彼と目が合った時、時間が止まった気がした。
彼は僕を見下したのではない。
他のアルファたちのように、僕を「オメガ」という記号として見なかった。ただ「一人の人間」として、あるいは「風景の一部」として、平等に、無関心に通り過ぎてくれた。
そのことが、どれほど僕を救ったか。
特待生として入学し、好奇と欲望の視線に晒され続けていた僕にとって、彼の「無関心」こそが、最高の紳士的態度だったのだ。
図書室でのこともそうだ。
彼が僕の前に座ることを許してくれた時、心臓が破裂しそうだった。
乱暴な生徒たちが来た時、彼は言葉少なく彼らを追い払ってくれた。
「邪魔だ」と言った彼の声は冷たかったけれど、その背中は「僕の領域で騒ぐな」という、彼なりの不器用な正義感に満ちていた。
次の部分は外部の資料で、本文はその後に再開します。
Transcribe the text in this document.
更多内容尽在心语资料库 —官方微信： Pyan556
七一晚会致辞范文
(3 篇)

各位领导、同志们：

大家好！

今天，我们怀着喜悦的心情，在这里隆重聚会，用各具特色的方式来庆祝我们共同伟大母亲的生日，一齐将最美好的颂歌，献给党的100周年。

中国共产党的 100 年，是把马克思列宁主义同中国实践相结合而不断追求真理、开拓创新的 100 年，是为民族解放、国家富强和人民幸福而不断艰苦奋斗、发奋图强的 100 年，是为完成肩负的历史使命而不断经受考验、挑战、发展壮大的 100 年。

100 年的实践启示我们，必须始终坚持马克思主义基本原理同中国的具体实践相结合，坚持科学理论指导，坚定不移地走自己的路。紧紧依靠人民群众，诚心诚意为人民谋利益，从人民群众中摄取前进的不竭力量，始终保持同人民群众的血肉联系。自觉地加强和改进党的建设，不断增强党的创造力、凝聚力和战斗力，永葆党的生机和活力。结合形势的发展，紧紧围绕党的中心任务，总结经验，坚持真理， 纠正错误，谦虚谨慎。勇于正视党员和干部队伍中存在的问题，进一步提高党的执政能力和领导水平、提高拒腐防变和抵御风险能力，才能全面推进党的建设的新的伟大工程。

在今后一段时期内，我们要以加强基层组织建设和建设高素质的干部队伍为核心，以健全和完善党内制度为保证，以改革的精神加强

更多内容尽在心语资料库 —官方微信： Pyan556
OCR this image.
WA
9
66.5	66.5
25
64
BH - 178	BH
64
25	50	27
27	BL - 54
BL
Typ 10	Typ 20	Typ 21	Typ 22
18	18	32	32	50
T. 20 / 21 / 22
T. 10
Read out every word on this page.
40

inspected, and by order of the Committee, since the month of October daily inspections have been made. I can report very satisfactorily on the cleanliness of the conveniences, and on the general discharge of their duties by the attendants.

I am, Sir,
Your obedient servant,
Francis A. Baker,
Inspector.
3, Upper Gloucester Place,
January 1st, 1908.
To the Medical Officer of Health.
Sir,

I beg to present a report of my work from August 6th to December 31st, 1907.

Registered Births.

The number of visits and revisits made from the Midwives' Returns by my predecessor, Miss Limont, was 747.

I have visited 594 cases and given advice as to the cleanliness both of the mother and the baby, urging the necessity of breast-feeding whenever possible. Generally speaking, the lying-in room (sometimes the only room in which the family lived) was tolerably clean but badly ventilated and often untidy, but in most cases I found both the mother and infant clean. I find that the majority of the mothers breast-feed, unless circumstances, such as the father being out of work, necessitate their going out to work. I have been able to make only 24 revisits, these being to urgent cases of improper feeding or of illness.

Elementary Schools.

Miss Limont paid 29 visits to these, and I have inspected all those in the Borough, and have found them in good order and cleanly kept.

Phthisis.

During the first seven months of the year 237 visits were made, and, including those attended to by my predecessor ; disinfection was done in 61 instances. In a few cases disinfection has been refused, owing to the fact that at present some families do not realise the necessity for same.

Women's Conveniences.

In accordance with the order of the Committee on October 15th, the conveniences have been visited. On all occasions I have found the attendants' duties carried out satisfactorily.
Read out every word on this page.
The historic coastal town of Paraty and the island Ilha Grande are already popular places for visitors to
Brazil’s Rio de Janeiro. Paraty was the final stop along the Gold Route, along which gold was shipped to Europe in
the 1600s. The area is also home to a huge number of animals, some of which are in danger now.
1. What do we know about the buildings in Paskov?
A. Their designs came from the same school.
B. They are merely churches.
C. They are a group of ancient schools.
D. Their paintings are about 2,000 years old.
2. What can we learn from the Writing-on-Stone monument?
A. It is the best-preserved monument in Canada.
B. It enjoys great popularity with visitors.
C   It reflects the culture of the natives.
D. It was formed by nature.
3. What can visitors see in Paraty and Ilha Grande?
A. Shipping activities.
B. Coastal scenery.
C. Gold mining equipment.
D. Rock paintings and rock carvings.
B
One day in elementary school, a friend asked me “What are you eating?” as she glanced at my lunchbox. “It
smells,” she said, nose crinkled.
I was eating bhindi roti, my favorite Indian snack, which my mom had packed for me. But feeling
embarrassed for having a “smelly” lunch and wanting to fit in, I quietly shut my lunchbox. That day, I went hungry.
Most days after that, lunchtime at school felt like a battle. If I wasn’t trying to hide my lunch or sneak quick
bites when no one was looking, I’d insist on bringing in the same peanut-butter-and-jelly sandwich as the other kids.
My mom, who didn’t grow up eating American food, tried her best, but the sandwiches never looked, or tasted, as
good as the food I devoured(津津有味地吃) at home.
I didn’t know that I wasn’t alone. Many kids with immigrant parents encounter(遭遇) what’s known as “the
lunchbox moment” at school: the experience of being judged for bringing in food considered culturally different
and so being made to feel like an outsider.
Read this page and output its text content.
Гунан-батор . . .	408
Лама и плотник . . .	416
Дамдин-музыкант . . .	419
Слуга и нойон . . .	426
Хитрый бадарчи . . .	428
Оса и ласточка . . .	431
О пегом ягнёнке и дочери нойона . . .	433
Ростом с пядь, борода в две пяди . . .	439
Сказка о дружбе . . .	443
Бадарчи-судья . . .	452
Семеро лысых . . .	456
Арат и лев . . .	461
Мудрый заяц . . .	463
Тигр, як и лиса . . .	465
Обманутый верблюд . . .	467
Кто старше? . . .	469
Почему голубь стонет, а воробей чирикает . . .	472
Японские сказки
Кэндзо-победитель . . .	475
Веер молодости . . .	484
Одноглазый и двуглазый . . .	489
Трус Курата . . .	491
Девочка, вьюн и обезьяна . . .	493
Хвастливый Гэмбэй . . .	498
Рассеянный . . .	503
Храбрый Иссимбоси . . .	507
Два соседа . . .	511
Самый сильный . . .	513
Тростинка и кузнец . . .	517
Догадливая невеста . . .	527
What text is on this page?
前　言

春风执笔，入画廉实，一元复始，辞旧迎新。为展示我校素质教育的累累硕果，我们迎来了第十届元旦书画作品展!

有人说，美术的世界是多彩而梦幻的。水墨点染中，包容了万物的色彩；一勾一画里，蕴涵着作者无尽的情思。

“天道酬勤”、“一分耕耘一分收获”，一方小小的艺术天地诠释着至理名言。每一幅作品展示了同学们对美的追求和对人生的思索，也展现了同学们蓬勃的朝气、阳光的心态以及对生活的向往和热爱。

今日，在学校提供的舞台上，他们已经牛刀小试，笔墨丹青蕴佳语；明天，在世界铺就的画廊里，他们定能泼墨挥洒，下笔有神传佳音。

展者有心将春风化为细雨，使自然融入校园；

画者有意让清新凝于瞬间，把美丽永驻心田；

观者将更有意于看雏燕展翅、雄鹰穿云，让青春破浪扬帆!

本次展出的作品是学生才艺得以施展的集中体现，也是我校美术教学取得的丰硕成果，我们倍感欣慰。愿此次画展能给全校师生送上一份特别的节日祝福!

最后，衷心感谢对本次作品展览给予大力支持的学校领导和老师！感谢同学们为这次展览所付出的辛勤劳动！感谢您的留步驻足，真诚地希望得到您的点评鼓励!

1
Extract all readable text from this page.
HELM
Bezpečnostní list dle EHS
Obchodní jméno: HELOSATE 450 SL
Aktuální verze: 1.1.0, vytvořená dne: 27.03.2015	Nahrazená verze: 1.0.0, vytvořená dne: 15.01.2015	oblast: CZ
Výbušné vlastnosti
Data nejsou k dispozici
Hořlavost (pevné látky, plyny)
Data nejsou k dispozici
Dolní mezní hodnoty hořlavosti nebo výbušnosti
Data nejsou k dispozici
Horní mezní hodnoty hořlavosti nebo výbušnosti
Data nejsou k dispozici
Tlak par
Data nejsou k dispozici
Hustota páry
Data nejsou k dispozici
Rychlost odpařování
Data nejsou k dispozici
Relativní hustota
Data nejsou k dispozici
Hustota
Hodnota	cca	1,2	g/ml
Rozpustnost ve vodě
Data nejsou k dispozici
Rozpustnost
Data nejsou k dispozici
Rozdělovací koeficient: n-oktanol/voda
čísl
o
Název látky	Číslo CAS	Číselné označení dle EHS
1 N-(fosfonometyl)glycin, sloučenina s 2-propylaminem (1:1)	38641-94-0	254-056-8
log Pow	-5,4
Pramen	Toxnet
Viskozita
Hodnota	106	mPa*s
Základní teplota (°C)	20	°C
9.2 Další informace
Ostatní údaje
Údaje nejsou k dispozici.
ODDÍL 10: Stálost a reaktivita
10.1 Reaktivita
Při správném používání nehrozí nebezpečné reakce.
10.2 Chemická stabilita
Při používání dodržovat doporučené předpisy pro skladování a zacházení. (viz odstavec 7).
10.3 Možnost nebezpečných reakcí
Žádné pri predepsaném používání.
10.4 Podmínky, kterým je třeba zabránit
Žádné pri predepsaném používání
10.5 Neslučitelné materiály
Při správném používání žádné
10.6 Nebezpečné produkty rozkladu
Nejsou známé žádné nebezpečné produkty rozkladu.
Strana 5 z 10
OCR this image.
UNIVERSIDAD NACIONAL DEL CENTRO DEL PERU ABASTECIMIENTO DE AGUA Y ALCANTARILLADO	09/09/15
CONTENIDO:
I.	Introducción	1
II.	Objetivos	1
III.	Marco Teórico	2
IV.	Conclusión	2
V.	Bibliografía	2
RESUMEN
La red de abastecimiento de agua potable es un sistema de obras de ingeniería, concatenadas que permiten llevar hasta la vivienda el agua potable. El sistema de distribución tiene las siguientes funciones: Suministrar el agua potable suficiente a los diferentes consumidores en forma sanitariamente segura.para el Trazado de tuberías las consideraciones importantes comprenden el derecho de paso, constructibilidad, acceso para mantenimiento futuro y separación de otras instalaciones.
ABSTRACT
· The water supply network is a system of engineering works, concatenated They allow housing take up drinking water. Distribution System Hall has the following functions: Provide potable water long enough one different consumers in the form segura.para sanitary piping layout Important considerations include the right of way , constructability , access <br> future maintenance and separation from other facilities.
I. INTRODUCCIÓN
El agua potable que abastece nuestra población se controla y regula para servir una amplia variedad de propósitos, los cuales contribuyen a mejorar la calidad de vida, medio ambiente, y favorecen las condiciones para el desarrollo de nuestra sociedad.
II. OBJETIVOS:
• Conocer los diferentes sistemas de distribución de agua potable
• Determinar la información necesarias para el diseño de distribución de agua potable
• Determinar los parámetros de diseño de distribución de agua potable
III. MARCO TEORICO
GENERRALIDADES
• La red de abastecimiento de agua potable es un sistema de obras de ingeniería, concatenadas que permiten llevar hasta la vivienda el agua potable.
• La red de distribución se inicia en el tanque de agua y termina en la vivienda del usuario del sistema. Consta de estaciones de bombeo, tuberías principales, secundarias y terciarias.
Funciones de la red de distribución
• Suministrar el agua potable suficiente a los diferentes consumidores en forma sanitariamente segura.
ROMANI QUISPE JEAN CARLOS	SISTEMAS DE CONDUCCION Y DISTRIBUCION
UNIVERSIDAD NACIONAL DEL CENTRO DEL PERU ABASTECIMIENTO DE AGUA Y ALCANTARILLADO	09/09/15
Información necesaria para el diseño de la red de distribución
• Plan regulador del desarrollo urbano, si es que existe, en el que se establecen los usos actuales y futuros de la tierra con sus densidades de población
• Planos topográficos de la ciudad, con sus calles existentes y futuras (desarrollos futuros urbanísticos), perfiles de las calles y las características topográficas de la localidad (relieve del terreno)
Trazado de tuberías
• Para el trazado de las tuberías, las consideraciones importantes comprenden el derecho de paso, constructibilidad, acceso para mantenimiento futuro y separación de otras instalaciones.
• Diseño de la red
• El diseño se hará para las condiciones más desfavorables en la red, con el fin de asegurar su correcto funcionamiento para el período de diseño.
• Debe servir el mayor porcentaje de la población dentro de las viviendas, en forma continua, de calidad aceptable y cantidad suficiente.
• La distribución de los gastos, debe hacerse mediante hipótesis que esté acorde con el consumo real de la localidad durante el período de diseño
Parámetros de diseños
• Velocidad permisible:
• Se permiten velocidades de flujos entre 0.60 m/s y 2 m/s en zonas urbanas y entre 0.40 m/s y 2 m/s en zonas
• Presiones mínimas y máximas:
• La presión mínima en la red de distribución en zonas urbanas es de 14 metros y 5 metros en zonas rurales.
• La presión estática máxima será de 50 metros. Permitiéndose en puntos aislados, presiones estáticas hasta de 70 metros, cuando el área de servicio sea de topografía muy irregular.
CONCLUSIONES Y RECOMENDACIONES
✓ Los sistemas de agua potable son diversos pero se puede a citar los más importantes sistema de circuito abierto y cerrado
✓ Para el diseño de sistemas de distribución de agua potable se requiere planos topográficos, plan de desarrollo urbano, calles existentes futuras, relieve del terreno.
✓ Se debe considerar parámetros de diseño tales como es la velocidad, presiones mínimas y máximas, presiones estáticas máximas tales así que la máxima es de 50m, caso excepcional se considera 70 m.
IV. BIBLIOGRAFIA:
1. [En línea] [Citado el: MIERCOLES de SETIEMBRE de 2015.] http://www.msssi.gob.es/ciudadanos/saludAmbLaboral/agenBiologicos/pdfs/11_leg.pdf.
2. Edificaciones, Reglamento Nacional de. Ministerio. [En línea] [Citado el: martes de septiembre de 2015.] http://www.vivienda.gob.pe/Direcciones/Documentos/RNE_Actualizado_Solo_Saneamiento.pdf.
彼は決して「助けてやった」とは言わない。恩を着せることもしない。
なんて高潔な人なのだろう。
雨の日に、自分の上着を貸してくれた時もそうだった。
「臭い」なんて悪態をつきながら、その顔は赤く染まっていたのを僕は見逃さなかった。きっと、素直に優しくするのが恥ずかしいのだ。
その上着に包まれた時、僕は確信した。
この冷たくて、不器用で、誰よりも優しい人を、僕が守りたい。
世界中の誰もが彼を誤解しても、僕だけは彼の本当の姿を知っている。
彼がたまに見せる、クッキーを食べた時の微かな輝きや、数式を教える時の真剣な横顔。
そのすべてが愛おしい。
ルシアン様。
貴方が悪役だと呼ばれるなら、僕は喜んで共犯者になりましょう。
貴方が世界を敵に回すなら、僕がその前に立ちましょう。
だって、貴方は僕の、たった一人の「運命の番」なのだから。
蜂蜜色の瞳に映る彼は、今日も眉間に皺を寄せながら、でも決して僕の手を振りほどこうとはしなかった。